I am a beginner to Pig and I am working with a large business data file. The business data file has cities from all over the world and I am looking to work with just the US cities. I have LOADED
both data sets successfully and am trying to iterate over the total business data file and remove all cities that are not in the US cities dataset.
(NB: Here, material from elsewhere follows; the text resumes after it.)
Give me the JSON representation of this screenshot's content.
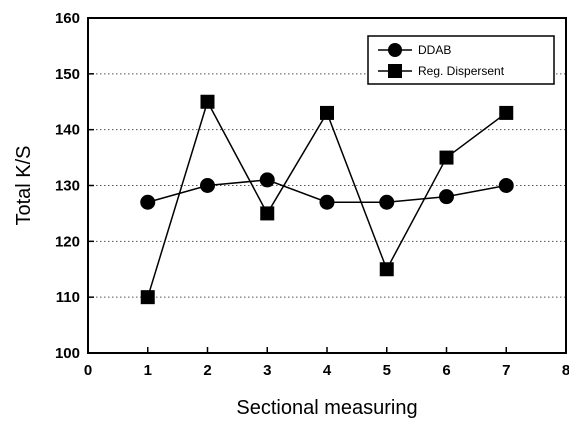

raw_bus_data = LOAD 'globalbus.json' USING com.twitter.elphantbird.pig.load.JsonLoader('-nestedLoad') as (row: map[]);
us_citystate = LOAD 'us.csv' USING PigStorage(',') AS (city:chararray, state:chararray);
I realize this next line doesn't work, but i'm trying to do something similar:
bus_us_data = FILTER raw_bus_data BY state == us_citystate state;
Is this something i would need to use FOREACH
for?
You can do an inner join which will effectively filter out any rows that don't contain a US state. Because us_citystate
has multiple rows for each state (one for each city), you will need to create a new relation B
that contains only one row per state or else you will duplicate rows from bus_us_data
. The code to do this and the inner join is:
A = FOREACH us_citystate GENERATE state;
B = DISTINCT A;
C = JOIN raw_bus_data BY state, B BY state;
bus_us_data = FOREACH C GENERATE
raw_bus_data::var1 AS var1,
raw_bus_data::var2 AS var2;
Where var1, var2, etc. are the fields you wish to retain from raw_bus_data
.